Prep time: 25 mins
Cook time: 45 mins
Total time: 1 hour 10 mins
- 2 medium-sized chicken breasts, cubed
- 1 cup sliced carrots
- 1 cup canned green peas
- ½ cup sliced celery
- 1 cup diced potatoes
- 3 cups chicken broth
- ¼ cup butter
- ⅓ cup chopped onion
- 1 clove garlic, minced
- ½ cup flour
- ¼ tsp salt
- ½ tsp pepper
- 1 cup milk
- Preheat oven to 375 ºF.
- In a saucepan, bring 3 cups of chicken broth to boil (I use chicken boullion). Add potatoes, carrots, celery, and chicken.
- Boil for 15 minutes, then remove from heat and drain broth into large container (will use later).
- Stir in peas.
- Set aside.
- In another saucepan, melt butter and add onions and garlic. Simmer for 10 minutes.

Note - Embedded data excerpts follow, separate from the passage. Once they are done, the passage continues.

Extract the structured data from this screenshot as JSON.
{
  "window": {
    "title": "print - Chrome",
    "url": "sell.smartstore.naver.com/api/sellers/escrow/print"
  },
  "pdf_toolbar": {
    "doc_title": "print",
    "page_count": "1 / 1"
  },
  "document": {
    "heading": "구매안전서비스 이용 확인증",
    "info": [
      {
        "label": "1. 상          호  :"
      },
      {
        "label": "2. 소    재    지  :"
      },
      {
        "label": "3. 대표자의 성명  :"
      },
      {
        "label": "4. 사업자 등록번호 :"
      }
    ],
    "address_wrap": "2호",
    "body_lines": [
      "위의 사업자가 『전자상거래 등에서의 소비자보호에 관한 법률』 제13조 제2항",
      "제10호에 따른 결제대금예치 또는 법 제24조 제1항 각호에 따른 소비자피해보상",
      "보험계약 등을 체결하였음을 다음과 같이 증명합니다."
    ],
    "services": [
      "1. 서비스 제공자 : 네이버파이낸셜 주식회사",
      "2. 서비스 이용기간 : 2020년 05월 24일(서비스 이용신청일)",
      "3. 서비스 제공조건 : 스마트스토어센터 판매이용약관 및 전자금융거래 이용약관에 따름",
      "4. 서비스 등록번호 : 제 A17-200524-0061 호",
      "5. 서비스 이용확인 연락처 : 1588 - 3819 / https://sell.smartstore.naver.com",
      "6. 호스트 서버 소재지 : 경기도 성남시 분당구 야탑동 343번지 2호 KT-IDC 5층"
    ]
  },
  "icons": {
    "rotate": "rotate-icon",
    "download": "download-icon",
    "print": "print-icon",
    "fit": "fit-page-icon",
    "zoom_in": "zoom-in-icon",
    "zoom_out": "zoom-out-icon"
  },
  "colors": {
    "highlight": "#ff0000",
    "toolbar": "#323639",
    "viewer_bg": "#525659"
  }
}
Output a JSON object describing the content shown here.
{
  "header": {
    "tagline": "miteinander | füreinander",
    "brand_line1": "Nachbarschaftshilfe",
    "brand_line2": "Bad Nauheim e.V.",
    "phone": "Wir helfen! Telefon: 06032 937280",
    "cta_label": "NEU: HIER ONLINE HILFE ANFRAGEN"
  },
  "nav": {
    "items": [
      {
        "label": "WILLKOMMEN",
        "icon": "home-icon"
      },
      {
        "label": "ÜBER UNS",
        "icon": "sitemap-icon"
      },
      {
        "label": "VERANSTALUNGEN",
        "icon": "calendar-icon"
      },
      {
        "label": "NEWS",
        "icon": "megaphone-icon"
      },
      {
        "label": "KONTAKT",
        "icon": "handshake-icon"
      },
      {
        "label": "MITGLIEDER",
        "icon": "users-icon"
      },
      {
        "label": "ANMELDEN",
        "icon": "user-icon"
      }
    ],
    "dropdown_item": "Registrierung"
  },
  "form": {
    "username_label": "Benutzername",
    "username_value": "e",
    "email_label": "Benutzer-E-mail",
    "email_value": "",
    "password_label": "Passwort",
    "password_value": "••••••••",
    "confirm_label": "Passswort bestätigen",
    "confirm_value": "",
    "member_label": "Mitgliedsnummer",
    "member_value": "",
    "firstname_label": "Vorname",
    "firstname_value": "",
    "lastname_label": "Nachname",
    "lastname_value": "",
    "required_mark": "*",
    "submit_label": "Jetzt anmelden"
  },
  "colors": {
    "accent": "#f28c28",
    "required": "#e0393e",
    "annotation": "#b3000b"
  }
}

- Stir in flour, salt, and pepper.
- Add 2 cups of the chicken broth and the milk. Stir.
- Simmer over medium heat until sauce thickens, then remove from heat and stir in chicken mixture.

- Add combined mixture to pie dish over crust and cover with top crust.
- Seal crust edges and decorate as desired.
- Make four slits in the top center for steam.
- Bake for 45 minutes, or until golden brown and filling is bubbly.
- Let stand 10 minutes before serving.